A well-oiled machine

Thanks to Ape Machine, classic rock isn’t dead yet. The local rockers are injecting heavy doses of old-school bluesiness and metal-tinged rock into the indie rock and electro-dominated local scene.

Thanks to Ape Machine, classic rock isn’t dead yet. The local rockers are injecting heavy doses of old-school bluesiness and metal-tinged rock into the indie rock and electro-dominated local scene.

Though the band is based out of Portland now, bassist Brian True, guitarist Ian Watts and singer Caleb Heinze actually got their start further south.

“It sort of started like four years ago with Ian and I [sic],” Heinze said. “Their singer left and so I kind of came in to sing for him which was like my first singing thing. It didn’t work out [though]. That kind of eventually dissolved and he decided to move to Portland.”

Heinze remained in Sacramento, Calif., after Watt’s departure, but the two didn’t lose focus.

“It was always like ‘all right, I’m going to meet you in Portland and we’re going to start a rock band—like a real rock band—and have fun with it and stuff,'” Heinze said. “It was sort of just to escape that scene for awhile and go somewhere else that’s a little more open and fun.”

Finding themselves in Portland, Heinze, True and Watts were happy with a change of scenery and a city famous for its open embrace of local music. With Portland as their playground, the three embarked on what would become a long journey to their current line up.

“It’s taken four years to get it together,” True said. “But for the past six months, maybe even close to a year, we’ve had everybody together [and] now it’s Ape Machine.”

In addition to the original threesome, the band added on drummer Monte Fuller and guitarist Jimi Miller. Together, the band has developed their own sound and gradually gained speed with a lot of hard work and patience.

 “The first few months after that it was just trying to get everything off the ground,” Heinze said. “And then once it happens then it’s just like you wait for the momentum to build and keep it going.”

Making it a goal to tour every few months, they are about to embark on their third trip down the West Coast. Their show tonight at the Doug Fir Lounge will be their last before they leave.

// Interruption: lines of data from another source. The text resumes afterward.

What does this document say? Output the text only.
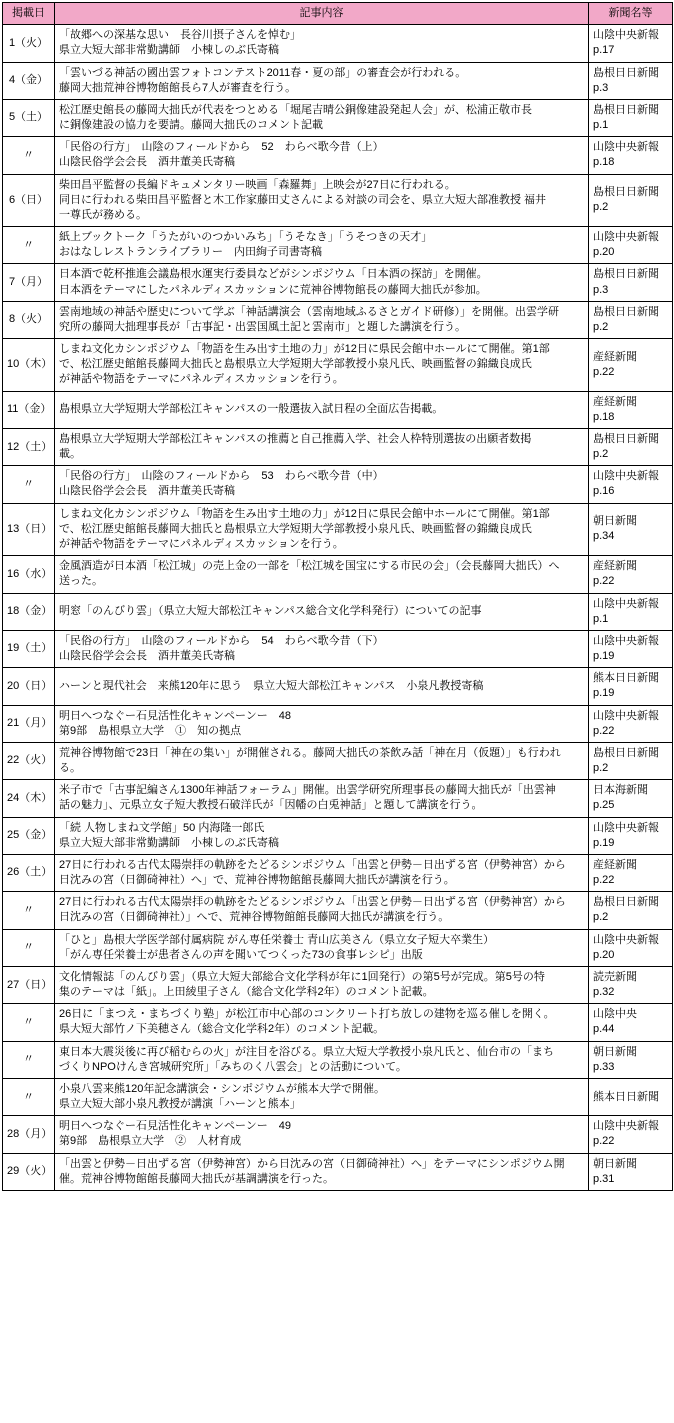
掲載日	記事内容	新聞名等
1（火）	「故郷への深基な思い　長谷川摂子さんを悼む」
県立大短大部非常勤講師　小棟しのぶ氏寄稿	山陰中央新報
p.17

4（金）	「雲いづる神話の國出雲フォトコンテスト2011春・夏の部」の審査会が行われる。
藤岡大拙荒神谷博物館館長ら7人が審査を行う。	島根日日新聞
p.3

5（土）	松江歴史館長の藤岡大拙氏が代表をつとめる「堀尾吉晴公銅像建設発起人会」が、松浦正敬市長
に銅像建設の協力を要請。藤岡大拙氏のコメント記載	島根日日新聞
p.1

〃	「民俗の行方」　山陰のフィールドから　52　わらべ歌今昔（上）
山陰民俗学会会長　酒井董美氏寄稿	山陰中央新報
p.18

6（日）	柴田昌平監督の長編ドキュメンタリー映画「森羅舞」上映会が27日に行われる。
同日に行われる柴田昌平監督と木工作家藤田丈さんによる対談の司会を、県立大短大部准教授 福井
一尊氏が務める。	島根日日新聞
p.2

〃	紙上ブックトーク「うたがいのつかいみち」「うそなき」「うそつきの天才」
おはなしレストランライブラリー　内田絢子司書寄稿	山陰中央新報
p.20

7（月）	日本酒で乾杯推進会議島根水運実行委員などがシンポジウム「日本酒の探訪」を開催。
日本酒をテーマにしたパネルディスカッションに荒神谷博物館長の藤岡大拙氏が参加。	島根日日新聞
p.3

8（火）	雲南地域の神話や歴史について学ぶ「神話講演会（雲南地域ふるさとガイド研修）」を開催。出雲学研
究所の藤岡大拙理事長が「古事記・出雲国風土記と雲南市」と題した講演を行う。	島根日日新聞
p.2

10（木）	しまね文化カシンポジウム「物語を生み出す土地の力」が12日に県民会館中ホールにて開催。第1部
で、松江歴史館館長藤岡大拙氏と島根県立大学短期大学部教授小泉凡氏、映画監督の錦織良成氏
が神話や物語をテーマにパネルディスカッションを行う。	産経新聞
p.22

11（金）	島根県立大学短期大学部松江キャンパスの一般選抜入試日程の全面広告掲載。	産経新聞
p.18

12（土）	島根県立大学短期大学部松江キャンパスの推薦と自己推薦入学、社会人枠特別選抜の出願者数掲
載。	島根日日新聞
p.2

〃	「民俗の行方」　山陰のフィールドから　53　わらべ歌今昔（中）
山陰民俗学会会長　酒井董美氏寄稿	山陰中央新報
p.16

13（日）	しまね文化カシンポジウム「物語を生み出す土地の力」が12日に県民会館中ホールにて開催。第1部
で、松江歴史館館長藤岡大拙氏と島根県立大学短期大学部教授小泉凡氏、映画監督の錦織良成氏
が神話や物語をテーマにパネルディスカッションを行う。	朝日新聞
p.34

16（水）	金風酒造が日本酒「松江城」の売上金の一部を「松江城を国宝にする市民の会」（会長藤岡大拙氏）へ
送った。	産経新聞
p.22

18（金）	明窓「のんびり雲」（県立大短大部松江キャンパス総合文化学科発行）についての記事	山陰中央新報
p.1

19（土）	「民俗の行方」　山陰のフィールドから　54　わらべ歌今昔（下）
山陰民俗学会会長　酒井董美氏寄稿	山陰中央新報
p.19

20（日）	ハーンと現代社会　来熊120年に思う　県立大短大部松江キャンパス　小泉凡教授寄稿	熊本日日新聞
p.19

21（月）	明日へつなぐー石見活性化キャンペーンー　48
第9部　島根県立大学　①　知の拠点	山陰中央新報
p.22

22（火）	荒神谷博物館で23日「神在の集い」が開催される。藤岡大拙氏の茶飲み話「神在月（仮題）」も行われ
る。	島根日日新聞
p.2

24（木）	米子市で「古事記編さん1300年神話フォーラム」開催。出雲学研究所理事長の藤岡大拙氏が「出雲神
話の魅力」、元県立女子短大教授石破洋氏が「因幡の白兎神話」と題して講演を行う。	日本海新聞
p.25

25（金）	「続 人物しまね文学館」50 内海隆一郎氏
県立大短大部非常勤講師　小棟しのぶ氏寄稿	山陰中央新報
p.19

26（土）	27日に行われる古代太陽崇拝の軌跡をたどるシンポジウム「出雲と伊勢－日出ずる宮（伊勢神宮）から
日沈みの宮（日御碕神社）へ」で、荒神谷博物館館長藤岡大拙氏が講演を行う。	産経新聞
p.22

〃	27日に行われる古代太陽崇拝の軌跡をたどるシンポジウム「出雲と伊勢－日出ずる宮（伊勢神宮）から
日沈みの宮（日御碕神社）」へで、荒神谷博物館館長藤岡大拙氏が講演を行う。	島根日日新聞
p.2

〃	「ひと」島根大学医学部付属病院 がん専任栄養士 青山広美さん（県立女子短大卒業生）
「がん専任栄養士が患者さんの声を聞いてつくった73の食事レシピ」出版	山陰中央新報
p.20

27（日）	文化情報誌「のんびり雲」（県立大短大部総合文化学科が年に1回発行）の第5号が完成。第5号の特
集のテーマは「紙」。上田綾里子さん（総合文化学科2年）のコメント記載。	読売新聞
p.32

〃	26日に「まつえ・まちづくり塾」が松江市中心部のコンクリート打ち放しの建物を巡る催しを開く。
県大短大部竹ノ下美穂さん（総合文化学科2年）のコメント記載。	山陰中央
p.44

〃	東日本大震災後に再び稲むらの火」が注目を浴びる。県立大短大学教授小泉凡氏と、仙台市の「まち
づくりNPOけんき宮城研究所」「みちのく八雲会」との活動について。	朝日新聞
p.33

〃	小泉八雲来熊120年記念講演会・シンポジウムが熊本大学で開催。
県立大短大部小泉凡教授が講演「ハーンと熊本」	熊本日日新聞

28（月）	明日へつなぐー石見活性化キャンペーンー　49
第9部　島根県立大学　②　人材育成	山陰中央新報
p.22

29（火）	「出雲と伊勢－日出ずる宮（伊勢神宮）から日沈みの宮（日御碕神社）へ」をテーマにシンポジウム開
催。荒神谷博物館館長藤岡大拙氏が基調講演を行った。	朝日新聞
p.31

In addition to playing up and down the coast and out and around Portland, Ape Machine has been hard at work on their first full-length album. The yet-to-be-titled piece will be coming out on CD, with seven of the songs off the CD appearing on a vinyl pressing as well. Having begun work on it last September, the group is currently in the mixing process.

Ape Machine’s aforementioned blues-rock and early heavy-metal sounds may be the most prominent influences heard in their music, but far more has gone into the songwriting process than may be evident to the casual listener.

“It’s all intertwined,” Miller said. “Usually, one of us will come up with some riff and we’ll kind of like e-mail it over the phone or send it in a voicemail and then usually, a lot of the time what happens is we go to Brian’s kitchen at like 1 o’clock in the morning and slowly start forming more parts.”

Bringing all of their talent to the table has also meant that each member’s individual musical tastes play subtle-yet-key roles in the development of their music.

“It’s weird because you don’t find yourself only following sets of music that you think you want to sound like,” said Heinze. “You find yourself putting other things in there.

Your main drive and focus is ‘let’s be a rock band,’ but then you find yourself adding these crazy little elements to it that sort of open that up a little bit for everyone to kind of grab a little bit or a piece of it that they can take to heart for themselves, which is kind of fun.”

Their template may be classic, but despite their vintage sound, Ape Machine is keeping things modern and bringing a new perspective to a genre that’s been thrown to the wayside.